For all the brilliance and promise of AI, my conviction is clear. Writers and authors will never be obsolete. Our words are not just arrangements of letters. They are acts of creation, rebellion and revelation. They reflect our histories, our joys and our griefs. They are tangible evidence of consciousness, of living through a world that machines cannot inhabit. AI may dominate efficiency, mimic style, or produce verse that is technically impressive, but it cannot replace the human impulse to create, to interpret and to wrestle with meaning in a way that transforms both writer and reader.
‘Literature is experience shaped by the uniqueness of the human soul’
AI can push the boundaries of imagination by offering new possibilities.
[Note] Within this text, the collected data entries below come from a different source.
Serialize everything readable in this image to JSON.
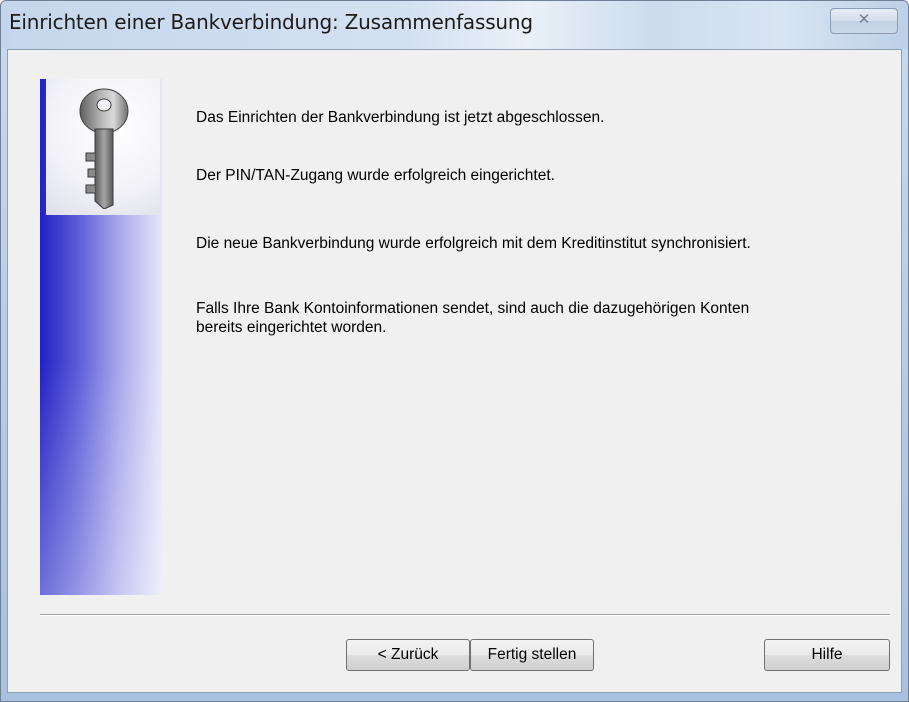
{
  "window": {
    "title": "Einrichten einer Bankverbindung: Zusammenfassung",
    "close_glyph": "✕"
  },
  "icons": {
    "close": "close-icon",
    "key": "key-icon"
  },
  "content": {
    "line1": "Das Einrichten der Bankverbindung ist jetzt abgeschlossen.",
    "line2": "Der PIN/TAN-Zugang wurde erfolgreich eingerichtet.",
    "line3": "Die neue Bankverbindung wurde erfolgreich mit dem Kreditinstitut synchronisiert.",
    "line4a": "Falls Ihre Bank Kontoinformationen sendet, sind auch die dazugehörigen Konten",
    "line4b": "bereits eingerichtet worden."
  },
  "buttons": {
    "back": "< Zurück",
    "finish": "Fertig stellen",
    "help": "Hilfe"
  },
  "colors": {
    "side_panel_dark": "#2121c4",
    "dialog_bg": "#f0f0f0"
  }
}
But it will always be the reflection of something it cannot fully experience. Literature is experience. It is memory, perception and intuition shaped by the uniqueness of the human soul.
So when I think of AI, I am filled with awe, and yet with a deep, comforting certainty. Writers will continue to shape the human spirit in ways no machine can. They will continue to wonder, to dream, to stumble, to rise and to write lines that carry the weight of love, loss and triumph across generations.Â
“To be, or not to be: that is the question.” And in that question lies the heart of what makes us human. AI may try to answer, but only we can feel it, live it, and write it into eternity. Literature is ours. It belongs to no algorithm. Every sentence we craft is a spark that warms the soul, a smile shared across time, a whisper of our humanity that no machine can ever truly hold.